Now let's have a look at the company's fundamentals, and see if the long term shareholder return has matched the performance of the underlying business.

View our latest analysis for Apontis Pharma

To paraphrase Benjamin Graham: Over the short term the market is a voting machine, but over the long term it's a weighing machine. One imperfect but simple way to consider how the market perception of a company has shifted is to compare the change in the earnings per share (EPS) with the share price movement.

Apontis Pharma managed to increase earnings per share from a loss to a profit, over the last 12 months.

When a company has just transitioned to profitability, earnings per share growth is not always the best way to look at the share price action. So it makes sense to check out some other factors.

Apontis Pharma's revenue is actually up 14% over the last year. Since we can't easily explain the share price movement based on these metrics, it might be worth considering how market sentiment has changed towards the stock.

You can see below how earnings and revenue have changed over time (discover the exact values by clicking on the image).

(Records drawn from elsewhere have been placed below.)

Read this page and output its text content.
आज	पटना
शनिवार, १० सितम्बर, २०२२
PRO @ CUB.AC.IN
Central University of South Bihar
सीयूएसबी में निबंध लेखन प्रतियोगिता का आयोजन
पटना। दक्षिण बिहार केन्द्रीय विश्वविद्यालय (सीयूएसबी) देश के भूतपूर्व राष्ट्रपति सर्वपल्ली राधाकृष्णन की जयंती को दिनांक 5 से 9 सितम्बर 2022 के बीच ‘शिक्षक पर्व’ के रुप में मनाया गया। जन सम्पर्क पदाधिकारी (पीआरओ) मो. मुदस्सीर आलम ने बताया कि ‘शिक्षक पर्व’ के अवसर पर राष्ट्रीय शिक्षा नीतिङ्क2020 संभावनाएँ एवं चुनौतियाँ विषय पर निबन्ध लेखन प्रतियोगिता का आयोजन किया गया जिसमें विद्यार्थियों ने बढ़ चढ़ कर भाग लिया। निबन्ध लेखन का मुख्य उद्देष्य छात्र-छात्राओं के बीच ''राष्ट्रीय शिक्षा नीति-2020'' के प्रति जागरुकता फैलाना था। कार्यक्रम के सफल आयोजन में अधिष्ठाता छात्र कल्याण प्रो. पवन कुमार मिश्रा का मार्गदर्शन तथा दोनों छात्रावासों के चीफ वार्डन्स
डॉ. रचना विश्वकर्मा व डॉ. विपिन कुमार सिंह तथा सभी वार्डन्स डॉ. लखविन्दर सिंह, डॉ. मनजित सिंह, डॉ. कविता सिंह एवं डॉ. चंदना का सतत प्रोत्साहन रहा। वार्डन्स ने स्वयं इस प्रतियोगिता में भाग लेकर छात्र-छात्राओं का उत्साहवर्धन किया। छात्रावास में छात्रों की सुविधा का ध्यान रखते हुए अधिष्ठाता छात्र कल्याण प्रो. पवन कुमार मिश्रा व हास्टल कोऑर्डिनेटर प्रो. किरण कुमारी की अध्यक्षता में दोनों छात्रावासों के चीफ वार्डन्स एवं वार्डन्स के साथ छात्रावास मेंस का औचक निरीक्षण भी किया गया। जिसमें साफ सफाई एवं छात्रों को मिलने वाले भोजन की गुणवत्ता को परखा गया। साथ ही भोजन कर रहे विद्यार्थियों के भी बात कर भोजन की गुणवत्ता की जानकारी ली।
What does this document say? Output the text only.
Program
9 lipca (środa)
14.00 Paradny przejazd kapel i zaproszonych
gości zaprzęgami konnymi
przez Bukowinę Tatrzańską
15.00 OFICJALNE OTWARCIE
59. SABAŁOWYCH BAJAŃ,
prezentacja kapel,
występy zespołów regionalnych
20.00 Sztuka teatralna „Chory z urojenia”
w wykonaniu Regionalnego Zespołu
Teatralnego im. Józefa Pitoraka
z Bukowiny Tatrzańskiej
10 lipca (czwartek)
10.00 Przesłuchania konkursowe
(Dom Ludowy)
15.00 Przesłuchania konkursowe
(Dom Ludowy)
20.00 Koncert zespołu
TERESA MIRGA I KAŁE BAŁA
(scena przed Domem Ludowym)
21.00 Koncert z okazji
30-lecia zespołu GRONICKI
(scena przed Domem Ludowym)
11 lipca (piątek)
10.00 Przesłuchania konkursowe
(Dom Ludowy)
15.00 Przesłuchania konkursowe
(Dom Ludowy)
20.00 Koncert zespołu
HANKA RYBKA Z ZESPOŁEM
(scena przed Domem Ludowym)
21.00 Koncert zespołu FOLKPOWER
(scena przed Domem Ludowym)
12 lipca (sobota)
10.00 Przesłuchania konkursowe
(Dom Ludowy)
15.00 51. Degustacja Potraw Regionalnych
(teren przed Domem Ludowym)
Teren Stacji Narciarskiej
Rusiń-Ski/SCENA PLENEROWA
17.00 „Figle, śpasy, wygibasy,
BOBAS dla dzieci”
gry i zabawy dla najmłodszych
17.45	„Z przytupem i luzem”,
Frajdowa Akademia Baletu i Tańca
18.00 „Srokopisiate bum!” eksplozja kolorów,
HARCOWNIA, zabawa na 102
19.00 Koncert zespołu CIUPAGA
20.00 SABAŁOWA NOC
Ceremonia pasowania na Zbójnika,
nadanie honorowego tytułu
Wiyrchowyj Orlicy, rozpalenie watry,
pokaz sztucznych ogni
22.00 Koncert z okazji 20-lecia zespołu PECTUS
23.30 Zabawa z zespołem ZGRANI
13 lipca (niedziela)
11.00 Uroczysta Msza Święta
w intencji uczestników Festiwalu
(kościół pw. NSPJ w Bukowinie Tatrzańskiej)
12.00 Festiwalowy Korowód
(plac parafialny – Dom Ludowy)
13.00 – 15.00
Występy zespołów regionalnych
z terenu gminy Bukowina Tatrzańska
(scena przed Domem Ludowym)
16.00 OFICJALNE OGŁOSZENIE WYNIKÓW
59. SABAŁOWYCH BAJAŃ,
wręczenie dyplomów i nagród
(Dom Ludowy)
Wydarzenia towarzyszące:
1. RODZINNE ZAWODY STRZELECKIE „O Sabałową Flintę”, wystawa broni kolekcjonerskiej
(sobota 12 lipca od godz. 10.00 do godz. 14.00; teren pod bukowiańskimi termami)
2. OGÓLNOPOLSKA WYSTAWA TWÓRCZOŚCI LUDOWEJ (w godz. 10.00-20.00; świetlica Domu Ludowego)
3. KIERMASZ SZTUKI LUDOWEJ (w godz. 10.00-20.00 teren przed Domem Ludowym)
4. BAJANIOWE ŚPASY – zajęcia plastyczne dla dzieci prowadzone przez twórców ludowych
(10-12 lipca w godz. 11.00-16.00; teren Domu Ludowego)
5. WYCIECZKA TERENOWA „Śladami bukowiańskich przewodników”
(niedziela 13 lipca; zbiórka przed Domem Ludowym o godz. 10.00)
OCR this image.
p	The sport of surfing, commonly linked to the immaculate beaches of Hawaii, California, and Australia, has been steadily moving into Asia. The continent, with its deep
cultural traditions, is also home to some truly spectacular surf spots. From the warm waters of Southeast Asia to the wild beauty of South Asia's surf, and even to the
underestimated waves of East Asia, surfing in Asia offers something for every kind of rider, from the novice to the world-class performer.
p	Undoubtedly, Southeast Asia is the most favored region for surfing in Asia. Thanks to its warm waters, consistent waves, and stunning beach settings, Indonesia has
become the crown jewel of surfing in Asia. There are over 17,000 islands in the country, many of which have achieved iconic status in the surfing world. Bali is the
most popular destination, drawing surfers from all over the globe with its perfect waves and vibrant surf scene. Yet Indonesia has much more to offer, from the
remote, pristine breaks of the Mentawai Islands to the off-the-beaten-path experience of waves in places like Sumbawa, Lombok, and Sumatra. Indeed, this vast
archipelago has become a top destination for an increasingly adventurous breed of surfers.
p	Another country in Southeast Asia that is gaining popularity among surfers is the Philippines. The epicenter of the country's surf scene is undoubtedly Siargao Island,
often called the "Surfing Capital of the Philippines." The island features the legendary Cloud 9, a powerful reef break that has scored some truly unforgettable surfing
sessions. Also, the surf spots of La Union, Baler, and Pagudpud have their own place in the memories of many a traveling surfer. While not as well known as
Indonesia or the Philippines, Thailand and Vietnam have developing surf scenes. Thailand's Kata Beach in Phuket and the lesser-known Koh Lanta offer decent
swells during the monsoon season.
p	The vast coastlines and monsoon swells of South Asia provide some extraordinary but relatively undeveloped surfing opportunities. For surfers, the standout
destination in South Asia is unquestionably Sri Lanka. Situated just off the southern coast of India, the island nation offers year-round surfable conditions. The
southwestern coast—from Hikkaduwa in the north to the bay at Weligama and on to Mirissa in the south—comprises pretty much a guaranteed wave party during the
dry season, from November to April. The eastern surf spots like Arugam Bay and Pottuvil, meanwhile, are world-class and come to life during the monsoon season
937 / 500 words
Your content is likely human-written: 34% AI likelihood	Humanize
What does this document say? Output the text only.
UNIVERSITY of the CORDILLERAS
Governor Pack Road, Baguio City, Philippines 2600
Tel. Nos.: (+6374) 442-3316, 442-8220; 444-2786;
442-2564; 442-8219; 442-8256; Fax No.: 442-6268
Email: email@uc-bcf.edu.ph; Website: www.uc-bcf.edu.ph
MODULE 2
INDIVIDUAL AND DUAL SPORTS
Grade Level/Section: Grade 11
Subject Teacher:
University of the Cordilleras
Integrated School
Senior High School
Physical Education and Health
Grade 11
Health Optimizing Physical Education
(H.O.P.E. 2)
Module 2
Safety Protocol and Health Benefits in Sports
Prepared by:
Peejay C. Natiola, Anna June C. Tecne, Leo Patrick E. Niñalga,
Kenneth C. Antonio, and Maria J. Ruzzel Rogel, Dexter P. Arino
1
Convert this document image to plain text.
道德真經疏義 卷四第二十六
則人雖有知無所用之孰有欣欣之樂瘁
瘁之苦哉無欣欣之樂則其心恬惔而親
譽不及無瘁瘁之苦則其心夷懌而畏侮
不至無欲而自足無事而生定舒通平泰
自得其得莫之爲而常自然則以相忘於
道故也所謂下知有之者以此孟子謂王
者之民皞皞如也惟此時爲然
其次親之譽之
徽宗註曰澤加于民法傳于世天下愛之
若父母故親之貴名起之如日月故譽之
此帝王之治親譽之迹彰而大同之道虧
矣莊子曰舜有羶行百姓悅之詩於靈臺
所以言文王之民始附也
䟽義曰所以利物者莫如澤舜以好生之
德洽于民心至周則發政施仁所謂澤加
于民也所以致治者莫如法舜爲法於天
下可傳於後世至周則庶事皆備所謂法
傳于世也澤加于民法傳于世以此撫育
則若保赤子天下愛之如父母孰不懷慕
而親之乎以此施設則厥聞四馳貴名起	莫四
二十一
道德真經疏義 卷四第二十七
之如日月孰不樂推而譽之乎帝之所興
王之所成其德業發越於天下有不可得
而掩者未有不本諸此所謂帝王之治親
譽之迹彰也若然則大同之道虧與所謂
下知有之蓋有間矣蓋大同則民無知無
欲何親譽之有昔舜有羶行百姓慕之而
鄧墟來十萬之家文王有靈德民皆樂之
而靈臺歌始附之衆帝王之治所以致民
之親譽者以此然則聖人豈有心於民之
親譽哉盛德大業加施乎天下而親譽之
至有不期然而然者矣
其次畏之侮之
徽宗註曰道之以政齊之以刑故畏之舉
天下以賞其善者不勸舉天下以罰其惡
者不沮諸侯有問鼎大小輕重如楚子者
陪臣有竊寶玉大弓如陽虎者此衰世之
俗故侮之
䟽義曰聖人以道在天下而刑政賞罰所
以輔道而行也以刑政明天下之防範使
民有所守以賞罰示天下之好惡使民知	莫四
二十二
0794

earnings-and-revenue-growth
XTRA:APPH Earnings and Revenue Growth April 2nd 2023

We know that Apontis Pharma has improved its bottom line lately, but what does the future have in store? If you are thinking of buying or selling Apontis Pharma stock, you should check out this free report showing analyst profit forecasts.

A Different Perspective

Apontis Pharma shareholders are down 13% for the year, even worse than the market loss of 5.9%. There's no doubt that's a disappointment, but the stock may well have fared better in a stronger market. It's great to see a nice little 32% rebound in the last three months. Let's just hope this isn't the widely-feared 'dead cat bounce' (which would indicate further declines to come). While it is well worth considering the different impacts that market conditions can have on the share price, there are other factors that are even more important. Take risks, for example - Apontis Pharma has 2 warning signs we think you should be aware of.

But note: Apontis Pharma may not be the best stock to buy. So take a peek at this free list of interesting companies with past earnings growth (and further growth forecast).

Please note, the market returns quoted in this article reflect the market weighted average returns of stocks that currently trade on German exchanges.